Miguel estaba tan destrozado que era incapaz de hablar, tan solo pensaba “¿por qué, por qué?” sin poder expresar sus dudas en voz alta, sin embargo el títere decidió darle una explicación con su espantosa voz gutural y su artificial movimiento de brazos.

-Sencillo es adivinar que por una invocación venimos a por tu cuerpo. Bien has averiguado que con otro rezo puedes cambiar tu alma por otra, pero no puedes ofrecernos una que ya nos pertenece, que se nos entrega ella misma legítimamente. No puedes canjearla pues una vez dicho “Sometimes”, ya es nuestra, y vendremos a buscarla dentro de diez días. ¿Dónde está entonces la que tú nos ofreces? ¿Donde está el cambio? Aquí no vemos a nadie más que puedas darnos, de modo que cogeremos al que ha dicho la plegaria, la invocación, la palabra. Te cogeremos a ti como estaba previsto en un principio. Y tú, Luisa, espera la visita de nuestro señor Huguet, está preparado aquí abajo, contento de que también quieras unirte a nosotros. Luego volveremos por ti- se despistó ligeramente y dijo -¿Cabe ya Miguel por el agujero?

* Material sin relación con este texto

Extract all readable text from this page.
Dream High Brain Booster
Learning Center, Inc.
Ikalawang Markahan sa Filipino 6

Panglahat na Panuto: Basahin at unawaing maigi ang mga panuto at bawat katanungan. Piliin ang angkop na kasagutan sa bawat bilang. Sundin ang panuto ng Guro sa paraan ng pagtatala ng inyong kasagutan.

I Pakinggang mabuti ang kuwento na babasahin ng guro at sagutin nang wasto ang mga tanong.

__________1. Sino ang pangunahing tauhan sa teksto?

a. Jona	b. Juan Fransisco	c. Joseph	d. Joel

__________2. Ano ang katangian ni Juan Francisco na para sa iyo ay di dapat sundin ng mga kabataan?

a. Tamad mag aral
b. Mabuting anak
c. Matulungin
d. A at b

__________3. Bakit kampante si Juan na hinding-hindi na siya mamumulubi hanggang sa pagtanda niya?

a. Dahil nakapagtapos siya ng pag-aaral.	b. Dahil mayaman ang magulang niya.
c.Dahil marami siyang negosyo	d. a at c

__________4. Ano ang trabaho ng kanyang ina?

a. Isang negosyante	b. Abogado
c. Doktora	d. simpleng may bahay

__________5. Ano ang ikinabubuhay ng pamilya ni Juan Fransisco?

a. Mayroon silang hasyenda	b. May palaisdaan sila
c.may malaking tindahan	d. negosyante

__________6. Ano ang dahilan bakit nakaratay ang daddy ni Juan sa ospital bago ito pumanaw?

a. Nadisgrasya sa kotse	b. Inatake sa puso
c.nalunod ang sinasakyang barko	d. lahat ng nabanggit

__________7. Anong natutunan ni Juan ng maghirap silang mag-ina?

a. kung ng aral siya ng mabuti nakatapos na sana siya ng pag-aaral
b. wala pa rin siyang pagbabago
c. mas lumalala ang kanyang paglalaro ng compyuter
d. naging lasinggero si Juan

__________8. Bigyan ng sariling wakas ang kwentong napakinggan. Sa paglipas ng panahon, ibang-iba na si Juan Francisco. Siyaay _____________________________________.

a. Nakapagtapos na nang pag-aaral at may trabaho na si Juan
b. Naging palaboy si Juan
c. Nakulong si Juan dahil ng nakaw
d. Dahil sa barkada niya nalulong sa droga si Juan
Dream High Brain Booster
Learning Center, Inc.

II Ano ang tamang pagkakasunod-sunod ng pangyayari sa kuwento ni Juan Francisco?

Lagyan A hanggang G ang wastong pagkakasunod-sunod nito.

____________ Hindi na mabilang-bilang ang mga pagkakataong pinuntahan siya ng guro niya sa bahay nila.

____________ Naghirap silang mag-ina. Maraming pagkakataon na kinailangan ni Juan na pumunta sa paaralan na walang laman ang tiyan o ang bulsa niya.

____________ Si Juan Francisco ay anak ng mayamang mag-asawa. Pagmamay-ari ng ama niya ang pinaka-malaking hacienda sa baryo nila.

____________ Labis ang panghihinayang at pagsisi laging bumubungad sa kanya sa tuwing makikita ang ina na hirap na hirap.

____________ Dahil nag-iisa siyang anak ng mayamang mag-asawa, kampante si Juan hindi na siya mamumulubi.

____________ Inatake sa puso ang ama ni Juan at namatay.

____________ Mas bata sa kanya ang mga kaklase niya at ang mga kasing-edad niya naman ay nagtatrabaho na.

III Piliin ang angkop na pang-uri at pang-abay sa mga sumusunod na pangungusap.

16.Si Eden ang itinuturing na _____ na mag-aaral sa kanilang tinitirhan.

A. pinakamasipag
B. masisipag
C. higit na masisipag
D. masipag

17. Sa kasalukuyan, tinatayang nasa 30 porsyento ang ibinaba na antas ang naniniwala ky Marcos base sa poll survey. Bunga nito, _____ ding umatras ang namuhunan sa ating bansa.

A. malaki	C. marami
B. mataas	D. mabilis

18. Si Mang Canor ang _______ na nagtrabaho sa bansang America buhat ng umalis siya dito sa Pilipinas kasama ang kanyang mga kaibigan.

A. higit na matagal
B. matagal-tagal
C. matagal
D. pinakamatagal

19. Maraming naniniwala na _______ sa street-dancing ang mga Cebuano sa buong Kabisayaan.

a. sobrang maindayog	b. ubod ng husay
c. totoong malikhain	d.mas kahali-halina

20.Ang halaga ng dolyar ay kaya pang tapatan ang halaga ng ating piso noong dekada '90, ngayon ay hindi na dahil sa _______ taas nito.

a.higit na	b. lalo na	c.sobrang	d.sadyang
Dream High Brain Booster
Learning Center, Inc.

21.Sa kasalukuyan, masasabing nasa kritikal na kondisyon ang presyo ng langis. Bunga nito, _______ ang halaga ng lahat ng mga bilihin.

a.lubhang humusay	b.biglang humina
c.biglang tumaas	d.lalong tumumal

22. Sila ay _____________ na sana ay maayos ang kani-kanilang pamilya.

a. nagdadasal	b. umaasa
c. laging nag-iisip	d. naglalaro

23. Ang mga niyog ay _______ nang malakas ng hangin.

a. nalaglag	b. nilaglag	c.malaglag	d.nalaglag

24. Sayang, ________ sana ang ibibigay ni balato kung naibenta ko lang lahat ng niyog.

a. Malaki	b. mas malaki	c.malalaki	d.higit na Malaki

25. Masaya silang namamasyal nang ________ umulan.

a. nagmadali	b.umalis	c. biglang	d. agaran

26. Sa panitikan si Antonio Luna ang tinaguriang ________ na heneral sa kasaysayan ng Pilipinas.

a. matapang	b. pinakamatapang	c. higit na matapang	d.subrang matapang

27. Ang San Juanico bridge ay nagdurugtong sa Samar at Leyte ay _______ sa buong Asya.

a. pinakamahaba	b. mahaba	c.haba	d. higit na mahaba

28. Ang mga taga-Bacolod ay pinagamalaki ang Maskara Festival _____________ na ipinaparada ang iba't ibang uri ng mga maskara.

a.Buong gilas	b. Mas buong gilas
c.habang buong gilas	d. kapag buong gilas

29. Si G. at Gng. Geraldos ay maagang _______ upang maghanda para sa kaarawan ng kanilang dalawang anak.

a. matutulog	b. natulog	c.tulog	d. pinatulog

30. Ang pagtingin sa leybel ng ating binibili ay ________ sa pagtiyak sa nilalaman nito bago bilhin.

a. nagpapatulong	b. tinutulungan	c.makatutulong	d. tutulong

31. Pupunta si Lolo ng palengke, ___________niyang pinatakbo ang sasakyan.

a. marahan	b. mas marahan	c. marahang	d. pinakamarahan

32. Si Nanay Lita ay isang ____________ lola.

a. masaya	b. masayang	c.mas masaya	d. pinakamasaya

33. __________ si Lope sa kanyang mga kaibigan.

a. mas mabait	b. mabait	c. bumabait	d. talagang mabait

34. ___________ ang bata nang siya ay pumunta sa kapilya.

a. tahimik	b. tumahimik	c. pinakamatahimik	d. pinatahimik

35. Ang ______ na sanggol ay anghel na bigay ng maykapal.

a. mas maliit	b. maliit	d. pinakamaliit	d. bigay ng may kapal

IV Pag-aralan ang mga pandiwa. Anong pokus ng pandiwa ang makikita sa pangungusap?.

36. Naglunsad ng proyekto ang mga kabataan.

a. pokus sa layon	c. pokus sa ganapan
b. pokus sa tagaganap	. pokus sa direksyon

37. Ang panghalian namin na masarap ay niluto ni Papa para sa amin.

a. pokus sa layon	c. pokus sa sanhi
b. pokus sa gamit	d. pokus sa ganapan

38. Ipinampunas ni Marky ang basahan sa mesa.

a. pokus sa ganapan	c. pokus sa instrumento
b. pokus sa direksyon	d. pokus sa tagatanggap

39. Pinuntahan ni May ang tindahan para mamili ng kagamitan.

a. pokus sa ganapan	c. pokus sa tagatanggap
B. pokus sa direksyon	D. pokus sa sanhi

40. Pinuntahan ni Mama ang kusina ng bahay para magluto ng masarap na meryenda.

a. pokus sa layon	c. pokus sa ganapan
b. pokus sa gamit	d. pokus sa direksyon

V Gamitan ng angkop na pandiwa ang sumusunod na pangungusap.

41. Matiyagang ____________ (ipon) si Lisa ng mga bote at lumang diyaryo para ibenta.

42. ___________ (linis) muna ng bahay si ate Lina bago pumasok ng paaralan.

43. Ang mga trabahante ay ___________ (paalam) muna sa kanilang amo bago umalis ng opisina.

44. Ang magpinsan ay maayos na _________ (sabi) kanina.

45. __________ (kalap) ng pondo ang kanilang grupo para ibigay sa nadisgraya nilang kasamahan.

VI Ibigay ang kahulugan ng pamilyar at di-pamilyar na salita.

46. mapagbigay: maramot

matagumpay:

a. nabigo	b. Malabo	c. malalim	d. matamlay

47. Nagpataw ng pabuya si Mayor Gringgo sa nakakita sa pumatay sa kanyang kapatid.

El deforme no se volvió para mirar al títere, le contestó observando extasiado como la sangre salía de las venas.

-Todavía no, pero cabrá. Al final todos caben.

Las normas de aquella logia de “no muertos” resultaron ser estrictas. Quien dijera la palabra disponía de unos diez días antes de morir, quienquiera y cuandoquiera que lo hiciese, siempre que fuera en Sometimes habiendo anochecido. Poco importaba que se tratara de la moneda de cambio de Miguel. Si dijo lo que no debe ser dicho, se convirtió en una “maldita” y vendrían a por ella a su debido tiempo. Miguel necesitaba a algún otro por el que canjearse, pero no lo tenía.

El alma sufre a través del cuerpo y por eso siempre se llevan una parte. Luisa se desmayó llevada por la falta de sangre y la impresión de lo vivido, tan solo una cosa más pudo ver antes de cerrar los ojos y que su cabeza golpease fuertemente contra el suelo, y fue como la grieta empezaba a estrecharse hasta alcanzar prácticamente el diámetro del tronco del árbol con tentáculos que de ella salía. El títere saltó impulsado por él y agarró con un mortal abrazo a Miguel del suelo, lo elevó por los aires y lo acunó como a un niño antes de llevárselo a las profundidades. Pero el agujero que quedaba en el suelo era demasiado estrecho. El cuerpo deforme de la marioneta pasó atravesando las frías baldosas de forma mágica, como si no estuviera hecho de materia física, sin embargo el cuerpo de Miguel no pudo hacer lo mismo y la sangre y los miembros y varias de sus partes salpicaron las paredes y el techo. Trozos de hueso se clavaron en los marcos de las puertas.

Luisa sabía que por muy mal que acabara su cuerpo, los tormentos seguirían allá lejos. Bajo el suelo.